Reconciliation of GAAP measures to non-GAAP measures may be found at the company’s website www.pb.com/investorrelations.

For the named executive officers, payments are subject to the company first achieving a threshold Income From Continuing Operations objective, consistent with the requirements for deductibility under Section 162(m) of the Code. The maximum annual incentive a named executive officer could receive under the Key Employee Incentive Plan is $4,000,000 and the Committee applies “negative discretion” to reduce annual awards such that individual payouts are tied to the achievement of pre-determined financial and strategic enterprise, business unit and individual performance objectives.
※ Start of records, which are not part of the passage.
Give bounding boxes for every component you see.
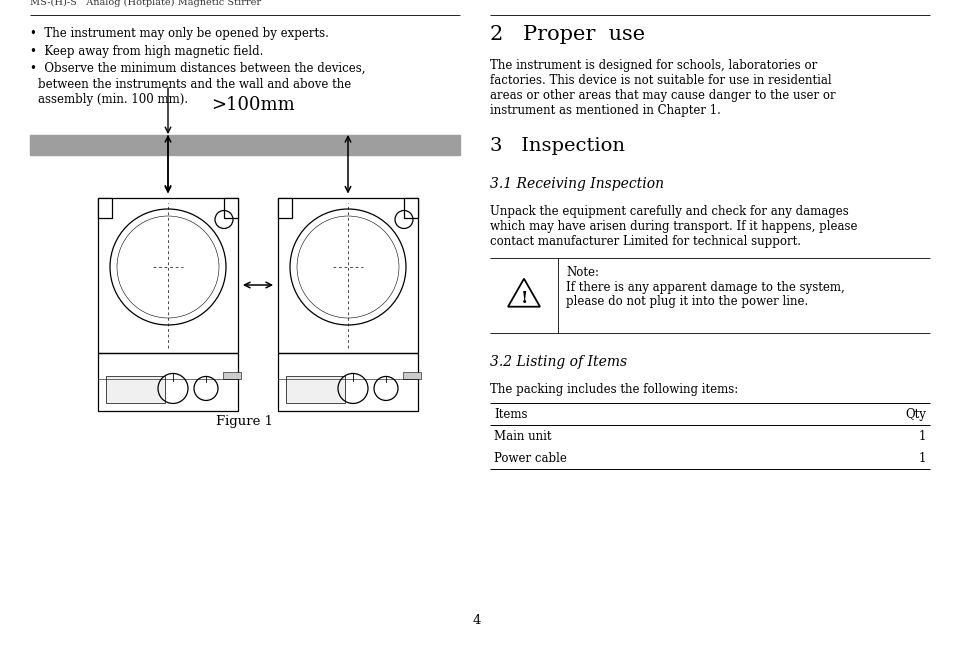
Text: please do not plug it into the power line.: please do not plug it into the power lin… <box>565 295 807 308</box>
Bar <box>223 372 241 379</box>
Text: The instrument is designed for schools, laboratories or: The instrument is designed for schools, … <box>490 59 817 72</box>
Text: instrument as mentioned in Chapter 1.: instrument as mentioned in Chapter 1. <box>490 104 720 117</box>
Text: 3   Inspection: 3 Inspection <box>490 137 624 155</box>
Text: The packing includes the following items:: The packing includes the following items… <box>490 383 738 396</box>
Text: Qty: Qty <box>904 408 925 421</box>
Text: assembly (min. 100 mm).: assembly (min. 100 mm). <box>38 93 188 106</box>
Text: 3.1 Receiving Inspection: 3.1 Receiving Inspection <box>490 177 663 191</box>
Text: areas or other areas that may cause danger to the user or: areas or other areas that may cause dang… <box>490 89 835 102</box>
Bar <box>402 372 420 379</box>
Text: Unpack the equipment carefully and check for any damages: Unpack the equipment carefully and check… <box>490 205 848 218</box>
Bar <box>224 197 237 217</box>
Text: which may have arisen during transport. If it happens, please: which may have arisen during transport. … <box>490 220 857 233</box>
Bar <box>403 197 417 217</box>
Bar <box>277 197 417 353</box>
Bar <box>277 353 417 410</box>
Text: 2   Proper  use: 2 Proper use <box>490 25 644 44</box>
Text: >100mm: >100mm <box>211 96 294 114</box>
Bar <box>98 197 112 217</box>
Text: •  Observe the minimum distances between the devices,: • Observe the minimum distances between … <box>30 62 365 75</box>
Text: factories. This device is not suitable for use in residential: factories. This device is not suitable f… <box>490 74 831 87</box>
Bar <box>106 377 165 402</box>
Text: 4: 4 <box>473 614 480 627</box>
Bar <box>286 377 344 402</box>
Text: Figure 1: Figure 1 <box>216 415 274 428</box>
Text: Note:: Note: <box>565 266 598 279</box>
Text: •  Keep away from high magnetic field.: • Keep away from high magnetic field. <box>30 45 263 57</box>
Text: 1: 1 <box>918 452 925 465</box>
Bar <box>98 197 237 353</box>
Text: Power cable: Power cable <box>494 452 566 465</box>
Text: Main unit: Main unit <box>494 430 551 443</box>
Bar <box>98 353 237 410</box>
Text: Items: Items <box>494 408 527 421</box>
Text: If there is any apparent damage to the system,: If there is any apparent damage to the s… <box>565 281 843 294</box>
Text: !: ! <box>520 290 528 307</box>
Text: 1: 1 <box>918 430 925 443</box>
Bar <box>30 135 459 155</box>
Text: MS-(H)-S   Analog (Hotplate) Magnetic Stirrer: MS-(H)-S Analog (Hotplate) Magnetic Stir… <box>30 0 261 7</box>
Bar <box>277 197 292 217</box>
Text: contact manufacturer Limited for technical support.: contact manufacturer Limited for technic… <box>490 235 801 248</box>
Text: between the instruments and the wall and above the: between the instruments and the wall and… <box>38 77 351 90</box>
Text: 3.2 Listing of Items: 3.2 Listing of Items <box>490 355 626 369</box>
Text: •  The instrument may only be opened by experts.: • The instrument may only be opened by e… <box>30 27 329 40</box>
Also, under the Key Employees Incentive Plan, annual cash incentives and long-term CIUs granted to employees at the level of vice president and above are subject to an aggregate limit that may not exceed 4.5% of the income from continuing operations before income taxes of the company and its consolidated subsidiaries, plus any excess not previously used in the five preceding years. The board of directors amended this plan effective February 2007 to clarify that, consistent with the board’s interpretation of the plan, the aggregate limit on the annual and long-term cash incentives payable in any given year is 4.5% of the company’s consolidated “income from continuing operations before income taxes”.
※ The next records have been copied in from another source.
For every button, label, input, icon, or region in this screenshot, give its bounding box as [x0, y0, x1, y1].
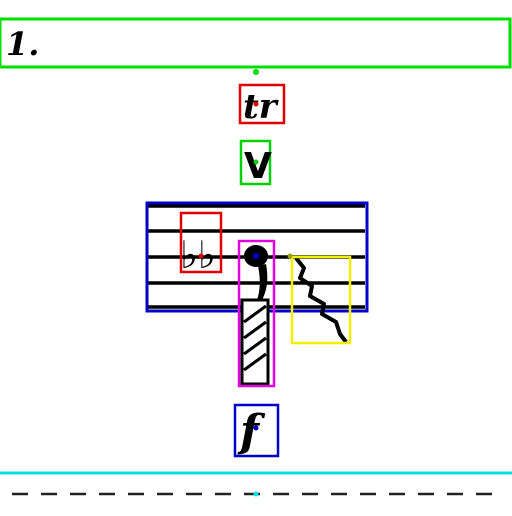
- trill-region: tr: [238, 83, 286, 127]
- note-region: [237, 239, 276, 388]
- accidentals-region: ♭♭: [179, 211, 223, 277]
- dynamic-bbox: [233, 403, 280, 458]
- header-bbox: [0, 17, 512, 69]
- trill-bbox: [238, 83, 286, 125]
- squiggle-line: [294, 256, 348, 344]
- squiggle-region: [287, 253, 352, 345]
- dynamic-symbol: f: [237, 406, 266, 457]
- flag-hatch-2: [243, 320, 267, 340]
- breath-mark-region: V: [239, 139, 272, 187]
- breath-mark-symbol: V: [244, 146, 272, 187]
- flag-hatch-1: [243, 304, 267, 324]
- breath-mark-bbox: [239, 139, 272, 186]
- note-anchor-dot: [253, 253, 259, 259]
- dynamic-region: f: [233, 403, 280, 458]
- flag-hatch-4: [243, 352, 267, 372]
- accidentals-bbox: [179, 211, 223, 274]
- header-label: 1.: [6, 25, 39, 63]
- dynamic-anchor-dot: [253, 425, 259, 431]
- flag-hatch-3: [243, 336, 267, 356]
- header-region: 1.: [0, 17, 512, 75]
- footer-region: [0, 471, 512, 497]
- separator-anchor-dot: [253, 491, 259, 497]
- trill-symbol: tr: [243, 87, 279, 127]
- note-stem: [257, 264, 268, 300]
- accidentals-anchor-dot: [198, 253, 204, 259]
- trill-anchor-dot: [253, 101, 259, 107]
- header-anchor-dot: [253, 69, 259, 75]
- squiggle-anchor-dot: [287, 253, 293, 259]
- breath-mark-anchor-dot: [253, 159, 259, 165]
- double-flat-symbol: ♭♭: [180, 233, 216, 277]
- note-flag: [240, 298, 270, 386]
- squiggle-bbox: [290, 255, 352, 345]
- note-bbox: [237, 239, 276, 388]
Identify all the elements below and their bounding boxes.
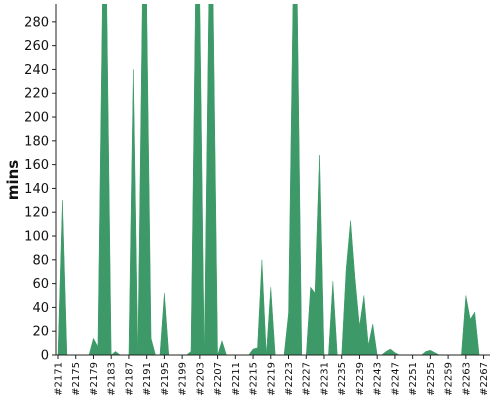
y-tick-label: 120 bbox=[24, 206, 49, 221]
y-tick-label: 40 bbox=[32, 301, 49, 316]
y-tick-label: 280 bbox=[24, 15, 49, 30]
x-tick-label: #2171 bbox=[54, 362, 65, 396]
x-tick-label: #2231 bbox=[319, 362, 330, 396]
y-tick-label: 180 bbox=[24, 134, 49, 149]
y-tick-label: 20 bbox=[32, 325, 49, 340]
plot-area bbox=[57, 4, 488, 355]
x-tick-label: #2247 bbox=[390, 362, 401, 396]
y-tick-label: 220 bbox=[24, 87, 49, 102]
x-tick-label: #2187 bbox=[124, 362, 135, 396]
area-series bbox=[57, 4, 488, 355]
x-tick-label: #2223 bbox=[284, 362, 295, 396]
x-tick-label: #2239 bbox=[355, 362, 366, 396]
x-tick-label: #2199 bbox=[178, 362, 189, 396]
y-tick-label: 240 bbox=[24, 63, 49, 78]
x-tick-label: #2263 bbox=[461, 362, 472, 396]
x-tick-label: #2215 bbox=[249, 362, 260, 396]
x-tick-label: #2255 bbox=[426, 362, 437, 396]
x-tick-label: #2203 bbox=[195, 362, 206, 396]
x-tick-label: #2235 bbox=[337, 362, 348, 396]
x-tick-label: #2191 bbox=[142, 362, 153, 396]
x-tick-label: #2259 bbox=[444, 362, 455, 396]
x-tick-label: #2179 bbox=[89, 362, 100, 396]
y-tick-label: 80 bbox=[32, 253, 49, 268]
y-tick-label: 140 bbox=[24, 182, 49, 197]
x-tick-label: #2251 bbox=[408, 362, 419, 396]
y-axis: 0 20 40 60 80 100 120 140 160 180 200 220 240 260 280 bbox=[24, 4, 57, 364]
x-tick-label: #2175 bbox=[71, 362, 82, 396]
x-tick-label: #2211 bbox=[231, 362, 242, 396]
y-tick-label: 0 bbox=[41, 349, 49, 364]
x-tick-label: #2227 bbox=[302, 362, 313, 396]
x-tick-label: #2207 bbox=[213, 362, 224, 396]
y-tick-label: 260 bbox=[24, 39, 49, 54]
x-tick-label: #2267 bbox=[479, 362, 490, 396]
y-tick-label: 200 bbox=[24, 111, 49, 126]
x-tick-label: #2183 bbox=[107, 362, 118, 396]
x-tick-label: #2195 bbox=[160, 362, 171, 396]
x-tick-label: #2243 bbox=[373, 362, 384, 396]
x-axis: #2171 #2175 #2179 #2183 #2187 #2191 #2195 #2199… bbox=[54, 354, 490, 396]
y-tick-label: 160 bbox=[24, 158, 49, 173]
y-tick-label: 100 bbox=[24, 230, 49, 245]
x-tick-label: #2219 bbox=[266, 362, 277, 396]
y-tick-label: 60 bbox=[32, 277, 49, 292]
y-axis-title: mins bbox=[4, 160, 22, 200]
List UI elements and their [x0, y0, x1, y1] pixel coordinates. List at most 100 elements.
In February 2007, the Committee awarded 2006 performance payments by measuring performance against objectives that were set by the Committee in the first quarter of 2006. After determining the average performance against these goals, which were weighted equally, the Committee increased the incentive pool by eight percent based on the Committee’s assessment of factors such as quality of earnings, total return to stockholders, progress on strategic objectives and other significant items such as the passage of postal reform legislation, the completion of the sale of the Capital Services external financing business and the completion of strategic acquisitions in adjacent mailstream spaces.